Aaraus Quartierstrassen sind heute praktisch flächendeckend verkehrsberuhigt. Die Stadt nimmt auch bei Umbau- und Umgestaltungsprojekten von Hauptstrassen eine Güterabwägung zwischen Tempo 50 und Tempo 30 vor. Beim Kanton setzt sich die Stadt seit Jahren dafür ein, dass die Güterabwägung zwischen Tempo 50 und Tempo 30 in die Planung der städtischen Strassenräume einfliesst.
Wie akzeptiert ist Tempo 30 in der Bevölkerung?
Tempo 30 auf Quartierstrassen ist von der Bevölkerung und den Verkehrsteilnehmenden akzeptiert. Beim Projekt Bahnhofstrasse gab es vor allem anfänglich nebst den positiven auch kritische Stimmen. Insbesondere ältere und beeinträchtigte Menschen hatten Mühe mit dem flächigen Queren der Strasse ohne Fussgängerstreifen. Im Rahmen des Strassenbauprojekts braucht es noch bauliche Verbesserungen. Die kritischen Stimmen wurden aber im Verlaufe des Testbetriebs immer weniger. Ich bin überzeugt, dass die städtische Bevölkerung heute klar hinter Tempo 30 auf der Bahnhofstrasse steht.
Wie gestaltet sich die Zusammenarbeit mit dem Kanton, gerade beim Projekt Bahnhofstrasse? Konnten die städtischen Interessen ausreichend eingebracht werden?
Die Zusammenarbeit mit dem Kanton gestaltete sich sehr gut. Man nahm unsere Anliegen ernst und war gewillt, eine gemeinsam getragene, gute Lösung umzusetzen. Der vom Kanton gewählte Projektname «Mitenand statt Gägenand» war und ist passend. Im dichten städtischen Raum kann der Verkehr nur gemeinsam bewältigt werden, mit gegenseitiger Rücksichtnahme aller Verkehrsteilnehmenden.
Die Bahnhofstrasse ist jetzt sicherer und hat mehr Aufenthaltsqualität. Geht das zulasten der Autofahrenden?
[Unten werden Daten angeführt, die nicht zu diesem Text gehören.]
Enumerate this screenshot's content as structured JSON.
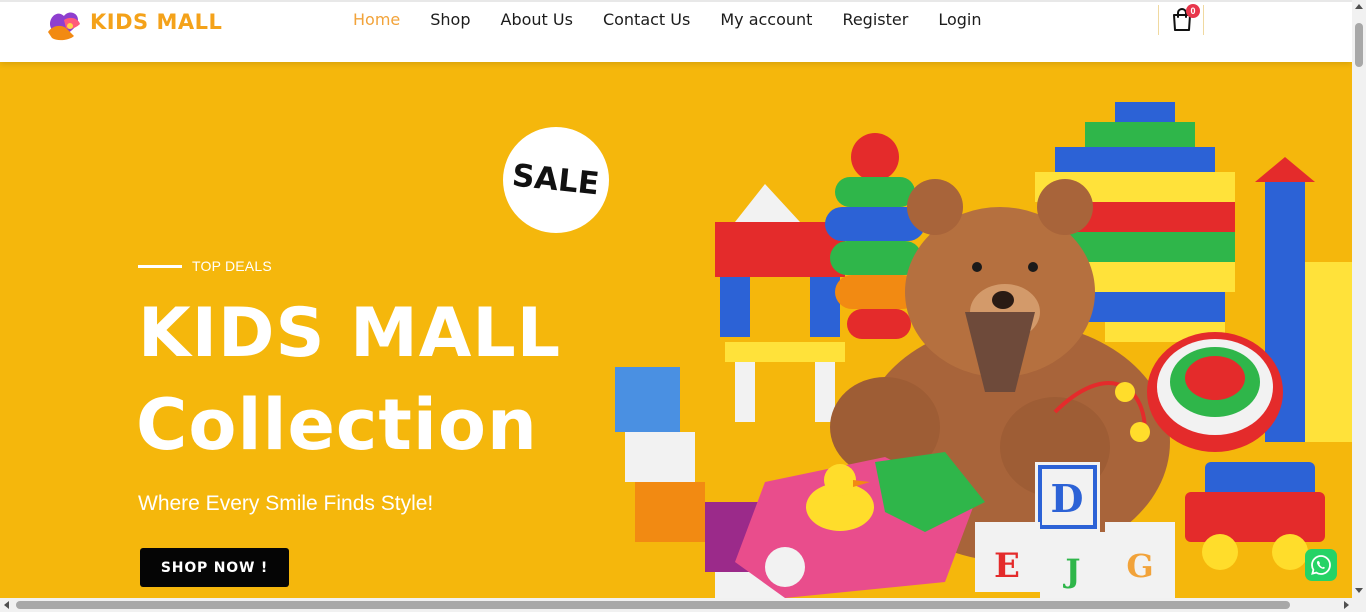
{
  "header": {
    "logo_text": "KIDS MALL",
    "nav": [
      {
        "label": "Home",
        "active": true
      },
      {
        "label": "Shop"
      },
      {
        "label": "About Us"
      },
      {
        "label": "Contact Us"
      },
      {
        "label": "My account"
      },
      {
        "label": "Register"
      },
      {
        "label": "Login"
      }
    ],
    "cart_count": "0"
  },
  "hero": {
    "badge": "SALE",
    "eyebrow": "TOP DEALS",
    "title_line1": "KIDS MALL",
    "title_line2": "Collection",
    "tagline": "Where Every Smile Finds Style!",
    "cta_label": "SHOP NOW !",
    "background_color": "#f5b70c"
  },
  "colors": {
    "accent": "#f2a33a",
    "button": "#050505",
    "cart_badge": "#e8364b",
    "whatsapp": "#25d366"
  },
  "icons": {
    "cart": "shopping-bag-icon",
    "chat": "whatsapp-icon"
  }
}
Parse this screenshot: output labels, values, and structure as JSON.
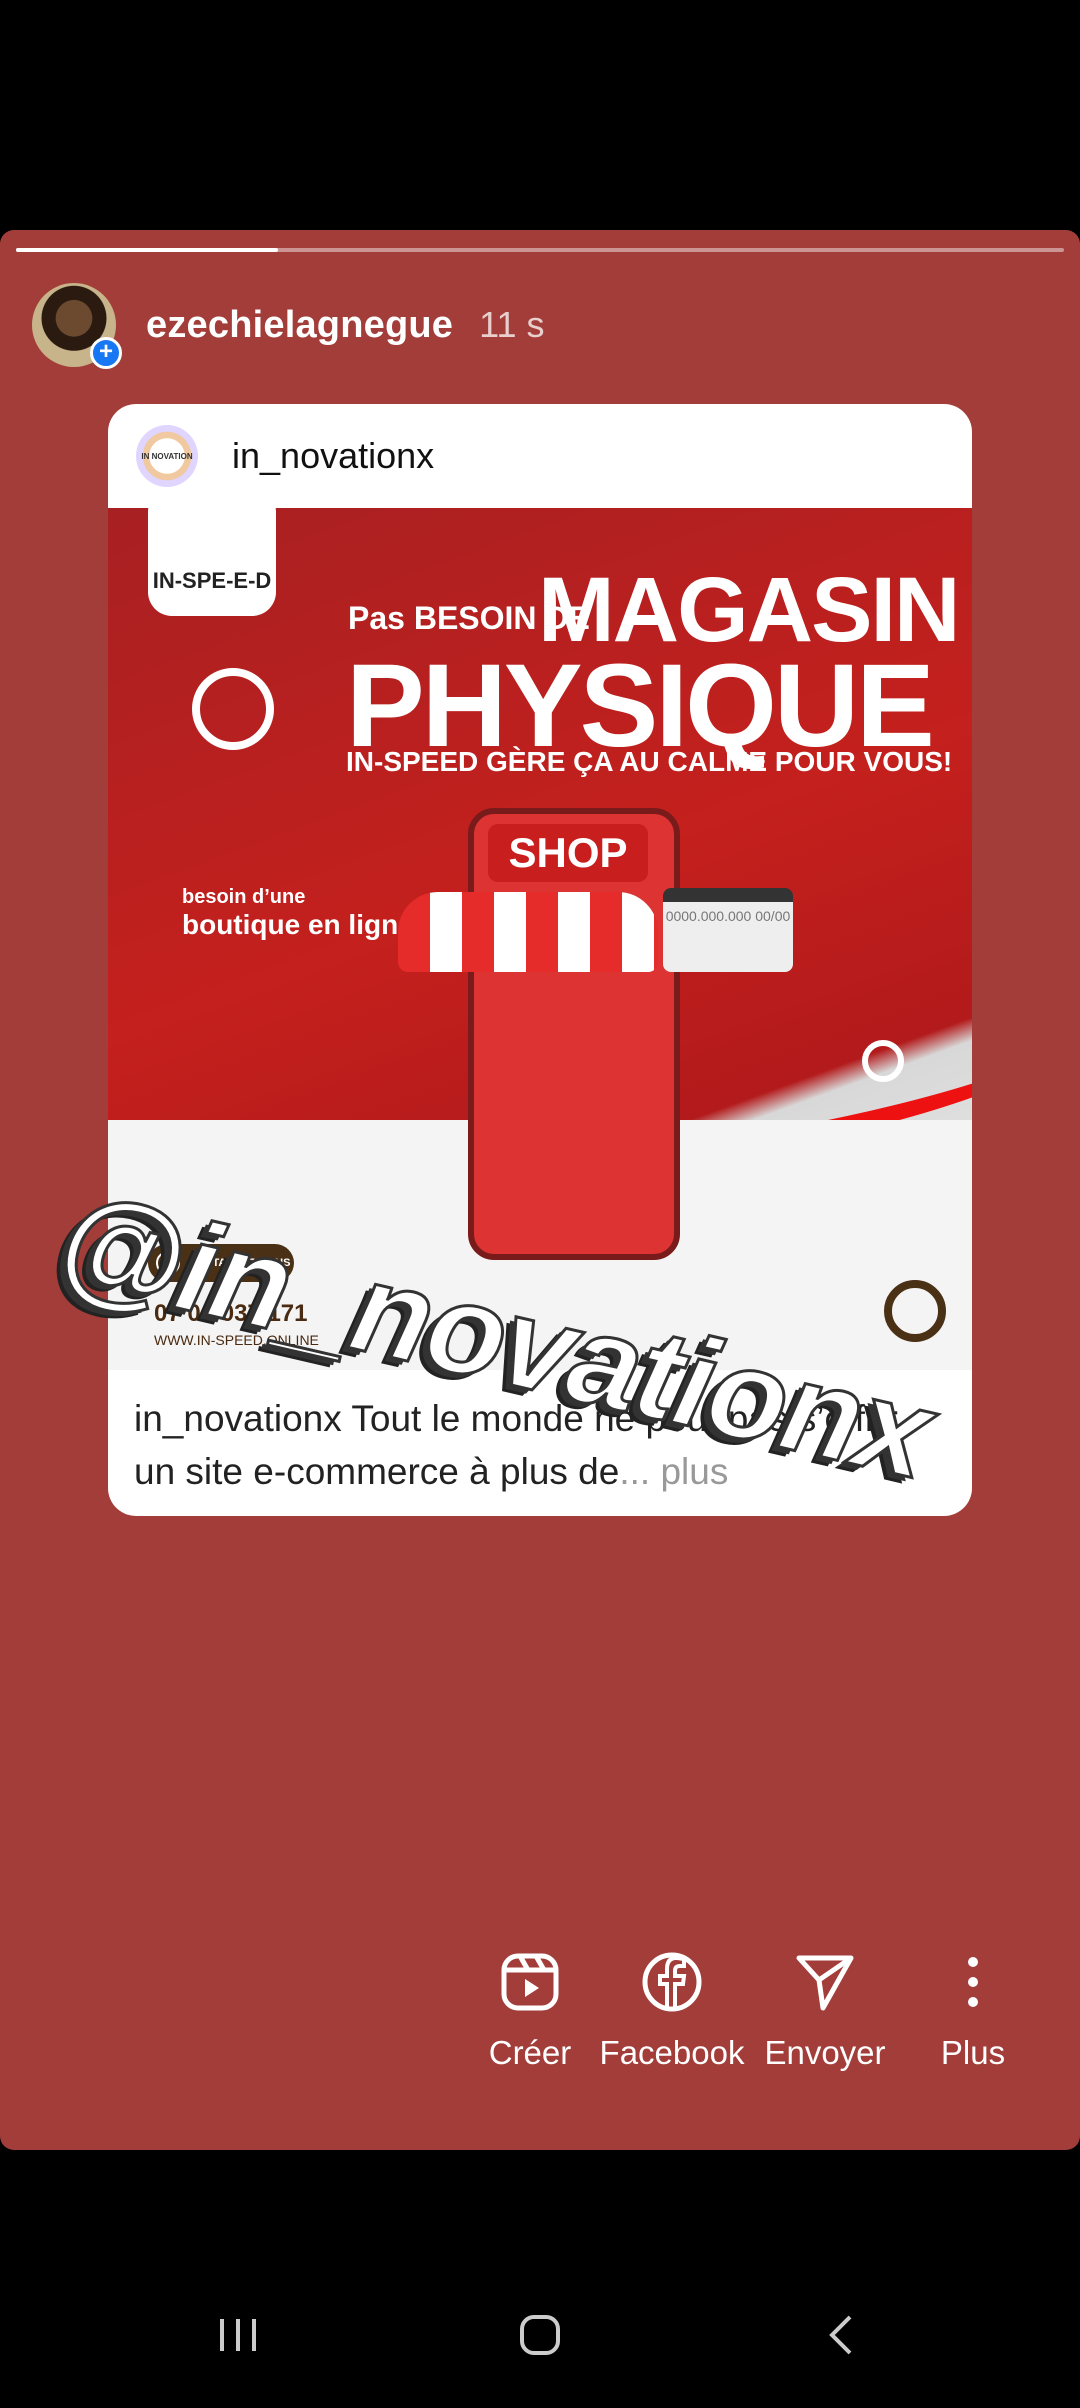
{
  "story": {
    "username": "ezechielagnegue",
    "time": "11 s",
    "progress": 0.25
  },
  "card": {
    "username": "in_novationx",
    "avatar_text": "IN NOVATION",
    "caption_text": "in_novationx Tout le monde ne peut pas s’offrir un site e-commerce à plus de",
    "caption_ellipsis": "...",
    "caption_more": "plus"
  },
  "post_image": {
    "brand": "IN-SPE-E-D",
    "headline_small": "Pas BESOIN DE",
    "headline_big": "MAGASIN",
    "headline_phys": "PHYSIQUE",
    "headline_sub": "IN-SPEED GÈRE ÇA AU CALME POUR VOUS!",
    "boutique_line1": "besoin d’une",
    "boutique_line2": "boutique en ligne ?",
    "shop": "SHOP",
    "card_number": "0000.000.000 00/00",
    "contact": "CONTACTEZ-NOUS",
    "phone": "07 04 037 171",
    "website": "WWW.IN-SPEED.ONLINE"
  },
  "sticker": {
    "mention": "@in_novationx"
  },
  "actions": [
    {
      "label": "Créer",
      "icon": "reels-icon"
    },
    {
      "label": "Facebook",
      "icon": "facebook-icon"
    },
    {
      "label": "Envoyer",
      "icon": "send-icon"
    },
    {
      "label": "Plus",
      "icon": "more-vertical-icon"
    }
  ],
  "navbar": {
    "recents": "recents-icon",
    "home": "home-icon",
    "back": "back-icon"
  },
  "colors": {
    "story_bg": "#a23d39",
    "post_red": "#c4201d",
    "facebook_blue": "#1877f2"
  }
}
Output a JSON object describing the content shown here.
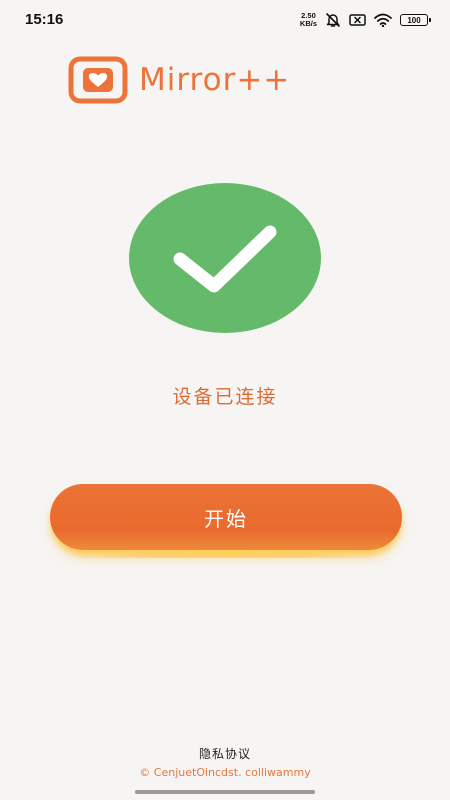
{
  "status_bar": {
    "time": "15:16",
    "net_speed_value": "2.50",
    "net_speed_unit": "KB/s",
    "battery": "100",
    "icons": [
      "mute-icon",
      "sim-off-icon",
      "wifi-icon",
      "battery-icon"
    ]
  },
  "brand": {
    "name": "Mirror++",
    "logo_icon": "heart-icon",
    "accent_color": "#ec743b"
  },
  "status": {
    "icon": "checkmark-icon",
    "icon_color": "#64b96a",
    "text": "设备已连接"
  },
  "start_button": {
    "label": "开始",
    "color": "#ea6c30"
  },
  "footer": {
    "privacy_label": "隐私协议",
    "copyright": "© CenjuetOincdst. colliwammy"
  }
}
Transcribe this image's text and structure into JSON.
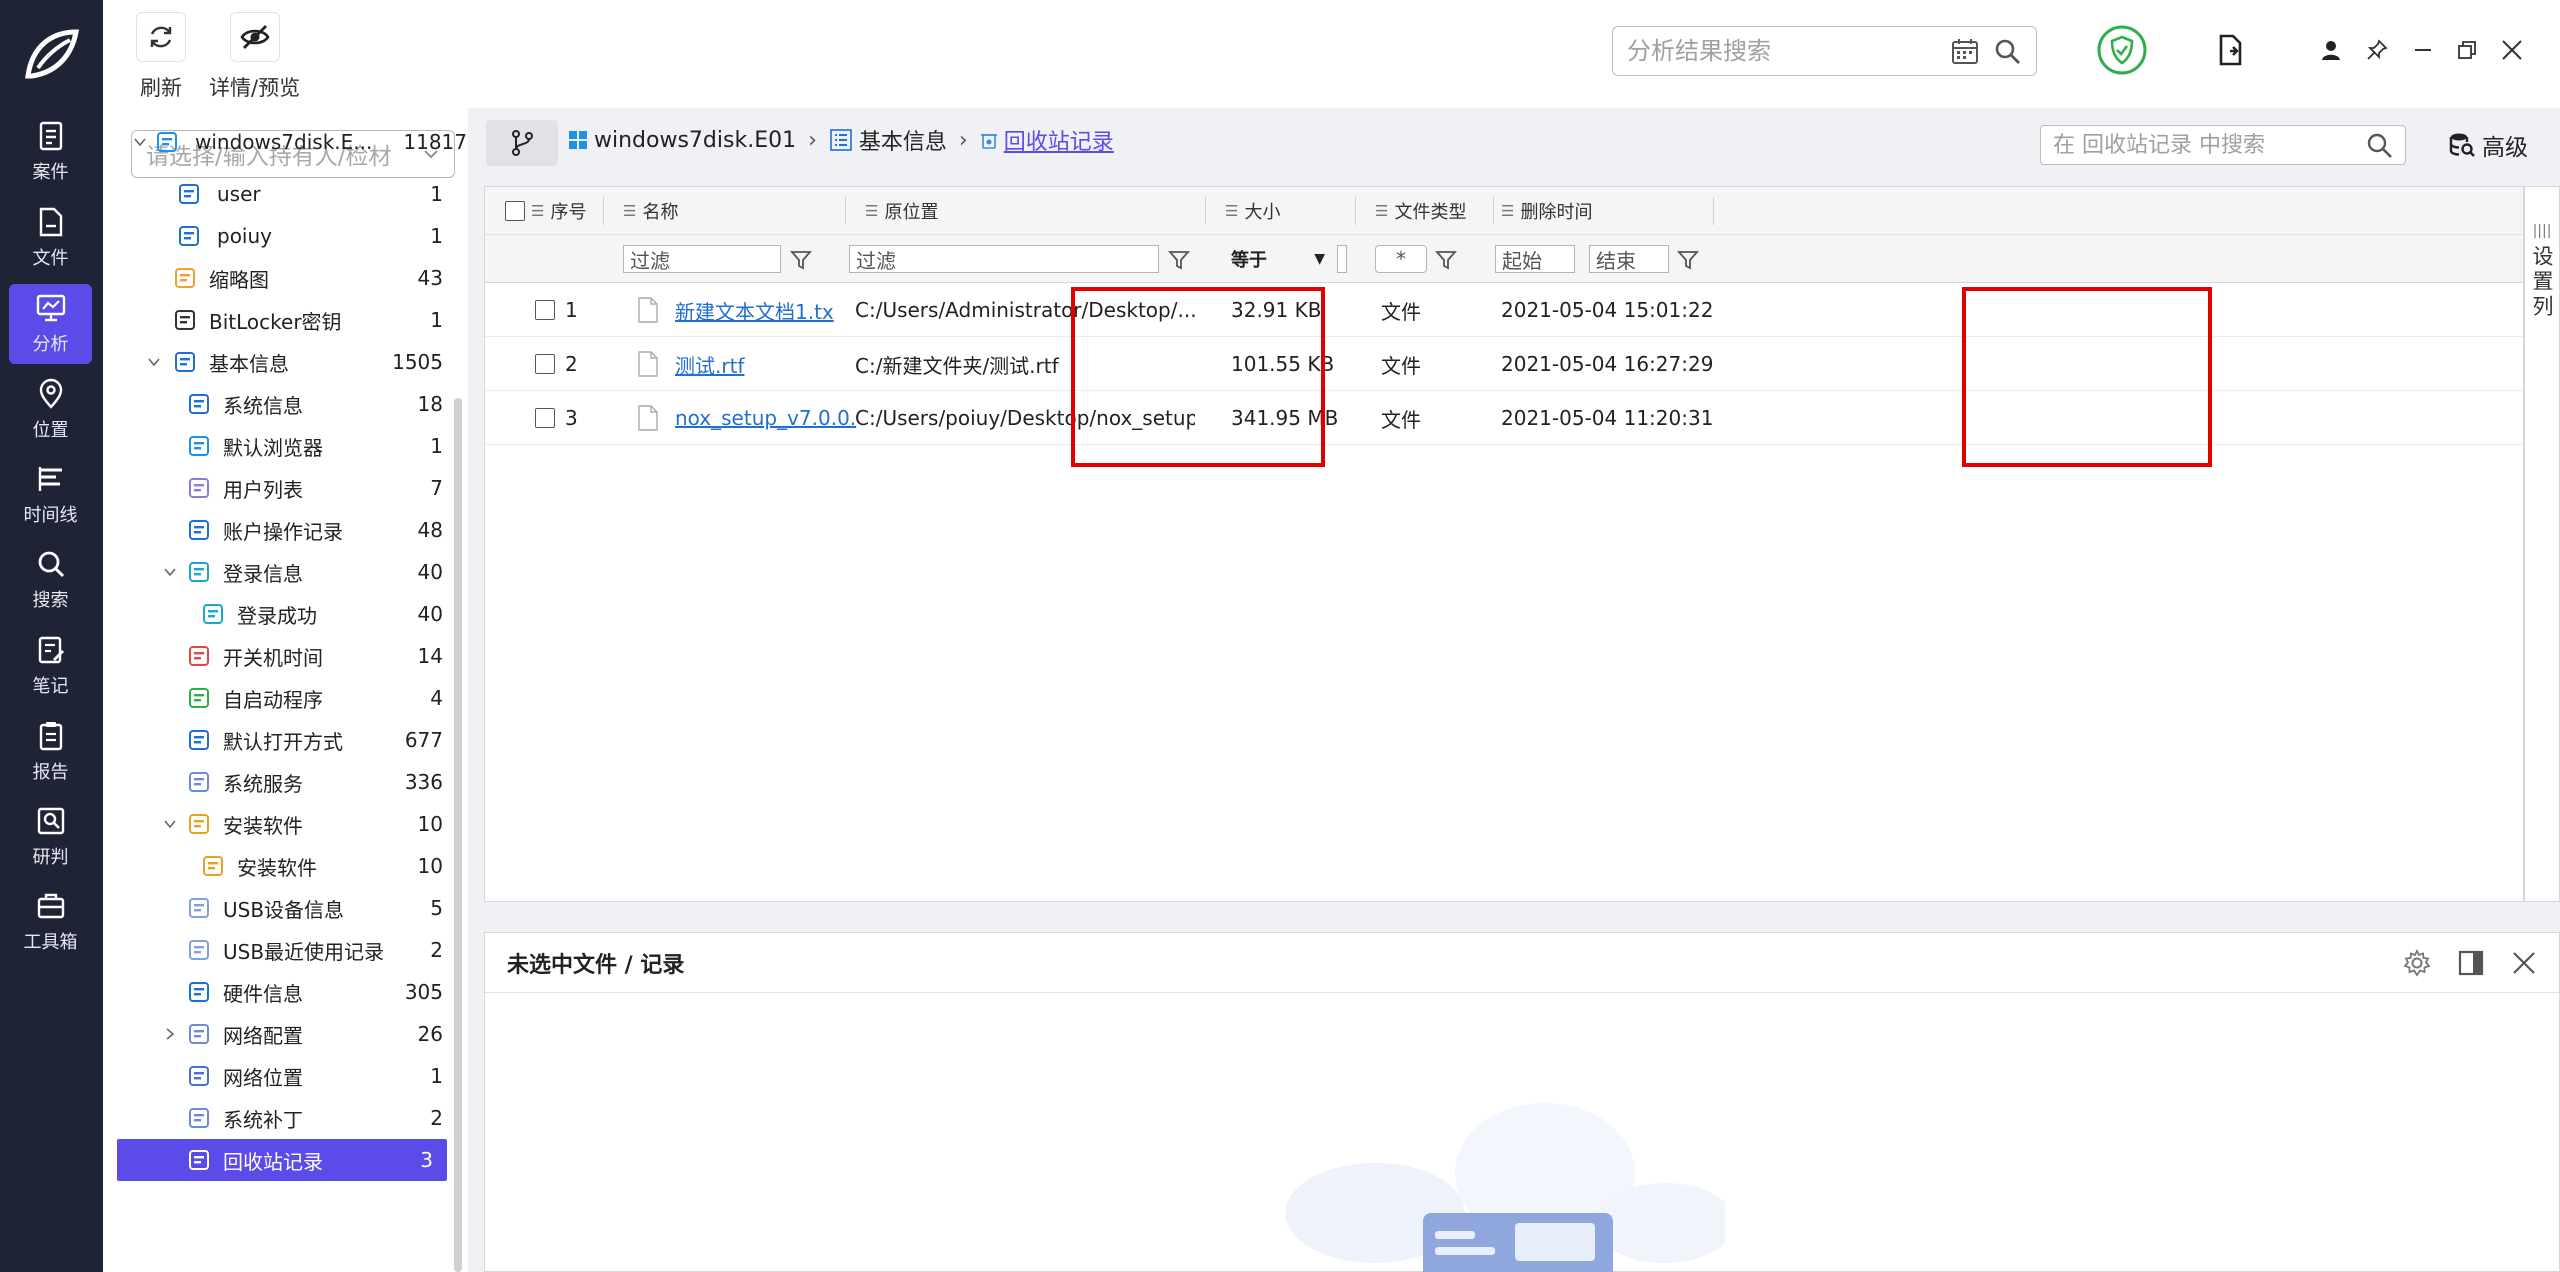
{
  "nav": {
    "items": [
      {
        "label": "案件",
        "icon": "case-icon"
      },
      {
        "label": "文件",
        "icon": "file-icon"
      },
      {
        "label": "分析",
        "icon": "analysis-icon",
        "active": true
      },
      {
        "label": "位置",
        "icon": "location-icon"
      },
      {
        "label": "时间线",
        "icon": "timeline-icon"
      },
      {
        "label": "搜索",
        "icon": "search-icon"
      },
      {
        "label": "笔记",
        "icon": "note-icon"
      },
      {
        "label": "报告",
        "icon": "report-icon"
      },
      {
        "label": "研判",
        "icon": "judge-icon"
      },
      {
        "label": "工具箱",
        "icon": "toolbox-icon"
      }
    ]
  },
  "toolbar": {
    "refresh_label": "刷新",
    "details_label": "详情/预览",
    "search_placeholder": "分析结果搜索"
  },
  "tree": {
    "select_placeholder": "请选择/输入持有人/检材",
    "rows": [
      {
        "label": "windows7disk.E...",
        "count": "11817",
        "icon": "windows-icon"
      },
      {
        "label": "user",
        "count": "1",
        "icon": "user-card-icon"
      },
      {
        "label": "poiuy",
        "count": "1",
        "icon": "user-card-icon"
      },
      {
        "label": "缩略图",
        "count": "43",
        "icon": "thumbnail-icon"
      },
      {
        "label": "BitLocker密钥",
        "count": "1",
        "icon": "key-search-icon"
      },
      {
        "label": "基本信息",
        "count": "1505",
        "icon": "list-icon"
      },
      {
        "label": "系统信息",
        "count": "18",
        "icon": "system-info-icon"
      },
      {
        "label": "默认浏览器",
        "count": "1",
        "icon": "browser-icon"
      },
      {
        "label": "用户列表",
        "count": "7",
        "icon": "user-list-icon"
      },
      {
        "label": "账户操作记录",
        "count": "48",
        "icon": "account-log-icon"
      },
      {
        "label": "登录信息",
        "count": "40",
        "icon": "login-icon"
      },
      {
        "label": "登录成功",
        "count": "40",
        "icon": "login-success-icon"
      },
      {
        "label": "开关机时间",
        "count": "14",
        "icon": "power-icon"
      },
      {
        "label": "自启动程序",
        "count": "4",
        "icon": "autostart-icon"
      },
      {
        "label": "默认打开方式",
        "count": "677",
        "icon": "apps-icon"
      },
      {
        "label": "系统服务",
        "count": "336",
        "icon": "service-icon"
      },
      {
        "label": "安装软件",
        "count": "10",
        "icon": "package-icon"
      },
      {
        "label": "安装软件",
        "count": "10",
        "icon": "package-icon"
      },
      {
        "label": "USB设备信息",
        "count": "5",
        "icon": "usb-icon"
      },
      {
        "label": "USB最近使用记录",
        "count": "2",
        "icon": "usb-icon"
      },
      {
        "label": "硬件信息",
        "count": "305",
        "icon": "chip-icon"
      },
      {
        "label": "网络配置",
        "count": "26",
        "icon": "network-config-icon"
      },
      {
        "label": "网络位置",
        "count": "1",
        "icon": "network-location-icon"
      },
      {
        "label": "系统补丁",
        "count": "2",
        "icon": "patch-icon"
      },
      {
        "label": "回收站记录",
        "count": "3",
        "icon": "recycle-bin-icon",
        "selected": true
      }
    ]
  },
  "breadcrumb": {
    "disk": "windows7disk.E01",
    "section": "基本信息",
    "current": "回收站记录"
  },
  "local_search": {
    "placeholder": "在 回收站记录 中搜索"
  },
  "advanced_label": "高级",
  "settings_column_label": "设置列",
  "table": {
    "columns": [
      "序号",
      "名称",
      "原位置",
      "大小",
      "文件类型",
      "删除时间"
    ],
    "filters": {
      "name": "过滤",
      "path": "过滤",
      "size_op": "等于",
      "type": "*",
      "start": "起始",
      "end": "结束"
    },
    "rows": [
      {
        "index": "1",
        "name": "新建文本文档1.tx",
        "path": "C:/Users/Administrator/Desktop/...",
        "size": "32.91 KB",
        "type": "文件",
        "deleted": "2021-05-04 15:01:22"
      },
      {
        "index": "2",
        "name": "测试.rtf",
        "path": "C:/新建文件夹/测试.rtf",
        "size": "101.55 KB",
        "type": "文件",
        "deleted": "2021-05-04 16:27:29"
      },
      {
        "index": "3",
        "name": "nox_setup_v7.0.0.",
        "path": "C:/Users/poiuy/Desktop/nox_setup...",
        "size": "341.95 MB",
        "type": "文件",
        "deleted": "2021-05-04 11:20:31"
      }
    ]
  },
  "detail": {
    "title": "未选中文件 / 记录"
  },
  "colors": {
    "accent": "#5b4be8",
    "nav_bg": "#1f2336",
    "highlight": "#e00000",
    "link": "#1f6fd6"
  }
}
Nein, die Auswertung des Testbetriebs hat klar gezeigt, dass sich die Reisezeiten für die Autofahrenden sogar verbessert haben. Das Projekt Bahnhofstrasse ist auch für die Autofahrenden von Vorteil, was sicher auch damit zusammenhängt, dass das Vorhaben nicht eine reine Temporeduktion, sondern auch die Aufhebung einer Lichtsignalanlage bei einer Kreuzung und die Aufhebung eines Linksabbiegers beinhaltete. Das Projekt besteht somit aus einem Bündel fein aufeinander abgestimmter Massnahmen, Tempo 30 ist ein wichtiger Teil davon.
Was können andere Städte aus den Erfahrungen von Aarau mit Tempo 30 lernen?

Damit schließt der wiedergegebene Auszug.